Sonrió, al tiempo que viraba a la derecha. Habíamos volado a unos cuatrocientos metros, pero ahora ganábamos altura para cruzar las montañas que bordeaban el lago, antes de comenzar de nuevo el descenso hacia la llanura cubierta de árboles. Hodkins señaló el campamento. Las cabañas formaban hileras que yacían plácidamente al sol de la mañana. No había rastro de vida. Seguimos la línea de la ribera, sobrevolando la carretera tantas veces transitada y allí avistamos el camión, estacionado entre los árboles, sin trazas de Wilson y sus acompañantes. A menos de cien metros del solitario vehículo pastaba una manada de antílopes. Cuando tuvimos las montañas prácticamente encima, Hodkins giró, escudriñando el terreno, hasta que sonrió al hacer un gesto afirmativo. Redujo el motor y nos lanzamos hacia abajo. Entre los árboles, se veía a Wilson, a Kivu y al grueso cazador de elefantes. Levantaron la vista contrariados y Wilson nos hizo una señal con la mano para que nos apartáramos.

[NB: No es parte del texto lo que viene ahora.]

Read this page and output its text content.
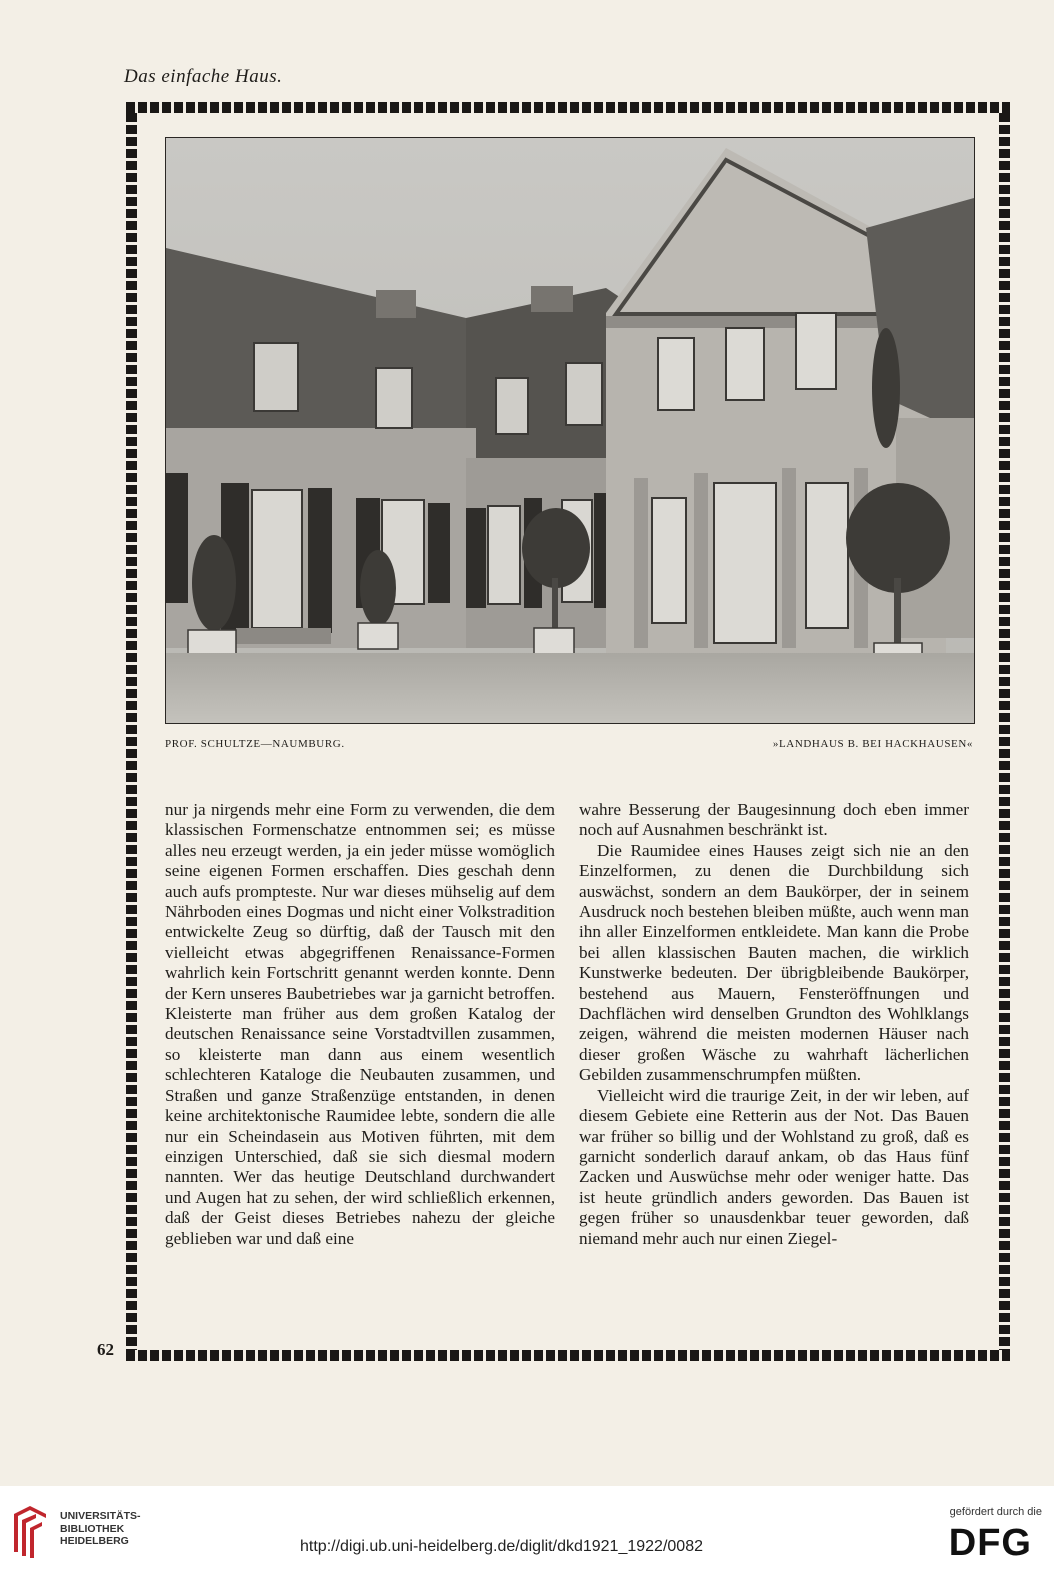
Das einfache Haus.
PROF. SCHULTZE—NAUMBURG.	»LANDHAUS B. BEI HACKHAUSEN«

nur ja nirgends mehr eine Form zu verwenden, die dem klassischen Formenschatze entnommen sei; es müsse alles neu erzeugt werden, ja ein jeder müsse womöglich seine eigenen Formen erschaffen. Dies geschah denn auch aufs prompteste. Nur war dieses mühselig auf dem Nährboden eines Dogmas und nicht einer Volkstradition entwickelte Zeug so dürftig, daß der Tausch mit den vielleicht etwas abgegriffenen Renaissance-Formen wahrlich kein Fortschritt genannt werden konnte. Denn der Kern unseres Baubetriebes war ja garnicht betroffen. Kleisterte man früher aus dem großen Katalog der deutschen Renaissance seine Vorstadtvillen zusammen, so kleisterte man dann aus einem wesentlich schlechteren Kataloge die Neubauten zusammen, und Straßen und ganze Straßenzüge entstanden, in denen keine architektonische Raumidee lebte, sondern die alle nur ein Scheindasein aus Motiven führten, mit dem einzigen Unterschied, daß sie sich diesmal modern nannten. Wer das heutige Deutschland durchwandert und Augen hat zu sehen, der wird schließlich erkennen, daß der Geist dieses Betriebes nahezu der gleiche geblieben war und daß eine

wahre Besserung der Baugesinnung doch eben immer noch auf Ausnahmen beschränkt ist.

Die Raumidee eines Hauses zeigt sich nie an den Einzelformen, zu denen die Durchbildung sich auswächst, sondern an dem Baukörper, der in seinem Ausdruck noch bestehen bleiben müßte, auch wenn man ihn aller Einzelformen entkleidete. Man kann die Probe bei allen klassischen Bauten machen, die wirklich Kunstwerke bedeuten. Der übrigbleibende Baukörper, bestehend aus Mauern, Fensteröffnungen und Dachflächen wird denselben Grundton des Wohlklangs zeigen, während die meisten modernen Häuser nach dieser großen Wäsche zu wahrhaft lächerlichen Gebilden zusammenschrumpfen müßten.

Vielleicht wird die traurige Zeit, in der wir leben, auf diesem Gebiete eine Retterin aus der Not. Das Bauen war früher so billig und der Wohlstand zu groß, daß es garnicht sonderlich darauf ankam, ob das Haus fünf Zacken und Auswüchse mehr oder weniger hatte. Das ist heute gründlich anders geworden. Das Bauen ist gegen früher so unausdenkbar teuer geworden, daß niemand mehr auch nur einen Ziegel-

62
UNIVERSITÄTS-
BIBLIOTHEK
HEIDELBERG	http://digi.ub.uni-heidelberg.de/diglit/dkd1921_1922/0082
gefördert durch die
DFG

—Teme que le espantemos la caza —dijo Hodkins—, pero no hay rastro de elefantes.

Se encogió de hombros, pulsando el acelerador, y nos elevamos, de vuelta al lago.

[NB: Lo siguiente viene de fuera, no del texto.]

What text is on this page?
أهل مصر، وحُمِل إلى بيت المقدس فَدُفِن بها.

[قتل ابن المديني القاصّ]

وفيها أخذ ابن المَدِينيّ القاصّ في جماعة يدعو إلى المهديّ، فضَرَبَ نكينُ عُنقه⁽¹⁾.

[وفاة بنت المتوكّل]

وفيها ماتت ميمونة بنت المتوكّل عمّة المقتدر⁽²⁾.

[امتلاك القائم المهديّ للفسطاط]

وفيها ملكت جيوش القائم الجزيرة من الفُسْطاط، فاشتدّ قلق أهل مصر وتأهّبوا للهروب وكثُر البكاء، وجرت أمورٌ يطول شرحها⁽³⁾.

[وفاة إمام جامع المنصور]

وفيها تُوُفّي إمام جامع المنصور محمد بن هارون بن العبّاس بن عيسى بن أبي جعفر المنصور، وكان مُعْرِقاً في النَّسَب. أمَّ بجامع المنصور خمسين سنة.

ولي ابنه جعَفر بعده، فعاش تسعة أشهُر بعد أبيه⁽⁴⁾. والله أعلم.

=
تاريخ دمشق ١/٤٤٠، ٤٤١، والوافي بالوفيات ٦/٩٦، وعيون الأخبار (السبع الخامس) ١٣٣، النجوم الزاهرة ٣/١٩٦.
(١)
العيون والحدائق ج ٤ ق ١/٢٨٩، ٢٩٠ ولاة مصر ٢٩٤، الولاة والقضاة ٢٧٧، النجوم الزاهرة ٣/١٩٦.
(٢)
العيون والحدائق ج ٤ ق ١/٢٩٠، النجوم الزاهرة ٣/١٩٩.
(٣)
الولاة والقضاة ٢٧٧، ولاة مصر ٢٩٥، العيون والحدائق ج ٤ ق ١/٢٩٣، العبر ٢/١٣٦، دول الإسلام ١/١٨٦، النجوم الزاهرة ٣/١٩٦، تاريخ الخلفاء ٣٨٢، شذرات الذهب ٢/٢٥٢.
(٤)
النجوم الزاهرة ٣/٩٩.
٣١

—Veamos lo que hay en el Semliki.

A los diez minutos llegábamos a la desembocadura. El agua turbia del río formaba una marisma de campos anegados, que se extendía entre la vegetación por todas partes. Cuando el aparato viró a la izquierda, contemplamos una pequeña manada de búfalos corriendo por las aguas poco profundas, cuyas pezuñas chapoteaban en las malas hierbas. Hodkins, trazando un círculo más bajo, volvió a sobrevolarla. El jefe, una especie de toro imponente, se detuvo para lanzar una feroz mirada al avión. Una familia de hipopótamos se encaminaba hacia las aguas más profundas; entonces, avistamos nuestros primeros elefantes del Samliki.

Las hembras bañaban a los pequeños, pero cuando percibieron nuestra sombra se internaron en la maleza. Ahora volábamos muy bajo, a pocos metros sobre los pantanos, donde descubrimos otra manada de elefantes, en la ribera opuesta. Uno de ellos, de enormes colmillos, se parecía al de la noche anterior. Volvimos en círculo, planeando sin motor, para pasar por encima del animal, a unos cuatro metros. Elevó la trompa para emitir lo que, sin duda, era una señal de alarma. La pequeña manada a sus órdenes se internó, siguiendo la ribera.

—Creo que el viejo tenía razón —dijo Hodkins—, aquí abunda la caza.

Delville, que había permanecido aferrado al asiento durante las acrobacias, estaba molesto.

—Claro que hay caza —dijo en su acostumbrado tono de disculpa—, pero es muy difícil aproximarse. Este pantano… es imposible hasta para una embarcación.

—Me alegro de habernos quedado donde lo hicimos —dije.

Hodkins viró para retomar la dirección anterior. A los pocos minutos nos encontrábamos de nuevo sobre la orilla del lago. El paisaje tenía ahora la misma vegetación que habíamos visto en el campamento de caza, unos cuarenta kilómetros más adelante. Nos elevamos hacia el aire claro y ligero.

Abajo, los objetos se hacían tan pequeños que ya no guardaban ningún significado; al poco tiempo, la negra masa de la selva aparecía ante nosotros, tan amenazadora como siempre. Enseguida volvió a aprisionarnos dentro de sus interminables límites, cerrándose a nuestra espalda en todas direcciones.

Aterrizamos en Stanleyville a media tarde. La mujer de Delville condujo el coche hasta la pista.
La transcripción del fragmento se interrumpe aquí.